Nato alliance a rocky boat
In the most serious disagreement in the alliance for at least a decade, an Anglo-American attempt to hand over the Libyan operation to Nato was rejected by several key member countries this week.
European countries were splintering as they tried to comply with President Barack Obama’s demand that Washington be relieved of command. Britain was resisting attempts by Paris to set up an Anglo-French command for all military operations in Libya in the multinational effort to enforce United Nations security council resolution 1 973.
Britain and the United States had hoped that Nato would take command of—or at least play a decisive role in—the operation. But Germany, which abstained in the UN Security Council vote, and Turkey, which opposed the resolution, share French concerns about alienating Arab partners.
Obama and British leader David Cameron are pressing for Nato to play a major role.
But they appeared to accept that this was unlikely to be on the lines of the Nato-led operation against Serb forces during the 1999 Kosovo operation.

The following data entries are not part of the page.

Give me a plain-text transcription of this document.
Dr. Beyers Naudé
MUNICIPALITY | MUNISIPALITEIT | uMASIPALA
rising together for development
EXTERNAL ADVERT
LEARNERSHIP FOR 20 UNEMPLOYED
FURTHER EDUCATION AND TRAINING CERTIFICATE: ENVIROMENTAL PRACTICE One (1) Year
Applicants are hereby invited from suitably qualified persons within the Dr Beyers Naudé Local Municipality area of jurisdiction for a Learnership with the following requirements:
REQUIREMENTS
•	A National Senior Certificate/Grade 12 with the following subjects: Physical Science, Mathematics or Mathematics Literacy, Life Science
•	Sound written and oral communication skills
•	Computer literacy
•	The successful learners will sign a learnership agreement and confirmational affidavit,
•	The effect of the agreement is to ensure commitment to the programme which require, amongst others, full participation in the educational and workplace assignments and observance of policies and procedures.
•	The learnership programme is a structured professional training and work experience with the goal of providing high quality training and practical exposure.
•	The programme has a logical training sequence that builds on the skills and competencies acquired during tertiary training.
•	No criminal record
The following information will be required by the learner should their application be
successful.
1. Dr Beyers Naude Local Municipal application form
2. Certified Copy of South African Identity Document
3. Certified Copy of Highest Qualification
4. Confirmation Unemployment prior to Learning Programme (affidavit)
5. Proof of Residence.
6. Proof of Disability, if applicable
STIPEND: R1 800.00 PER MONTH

Sources are talking of giving Nato a key role in which parts of what Cameron calls its “machinery” would be used. In a sign of tensions over the handling of the operation, Turkey hit out at France even as Ankara said it was prepared to see some Nato involvement in running the no-fly zone over Libya. Egemen Bagis, Turkey’s Europe minister, accused French President Nicolas Sarkozy of exploiting Libya for his own electoral needs. Sarkozy has been the biggest opponent of Ankara’s ambitions to join the European Union.
Tensions across Nato
“A European leader began his election campaign by organising a meeting that led to a process of air strikes against Libya. He acted before a Nato decision and his act was based on his subjective evaluation of a UN resolution,” said Bagis. Tensions across Nato were highlighted at a stormy meeting of ambassadors from the alliance in Brussels on Monday.
Downing Street said that a second meeting on Tuesday of ambassadors, sitting as Nato’s main decision-making body, the North Atlantic Council, had made more progress. The intense diplomatic discussions took place as key military figures expressed dismay over Downing Street’s handling of the Libyan conflict.
Senior defence officials make it clear they deeply resent the way Downing Street appeared to undermine General Sir David Richards, the country’s most senior military officer, who, on Monday, rejected ministers’ claims that Gaddafi might be a legitimate target. Defence officials said that by identifying Gaddafi as a target, Britain would be vulnerable to the charge that “if you kill him, it was premeditated, and if you don’t, you have failed”.
Government sources acknowledge that differences about running the no-fly zone highlight divisions that could become significant in the coming years as Europe learns to come to terms with Obama’s insistence that the US should play a less prominent role. A former senior Clinton administration official said that by insisting on relinquishing command of military operations over Libya the US had “called Europe’s bluff” about its desire to be a big player on the global stage.
It was unclear whether Britain and France could fulfil the Libya mission and whether they would get sufficient support from other European and Arab states, especially if the war was prolonged, he said. “Sarkozy will be happy France is in the lead. It’s already helped him politically. But I don’t think this is a situation that the British government expected to be in, fighting in Libya without full Nato and US support,” a security analyst said.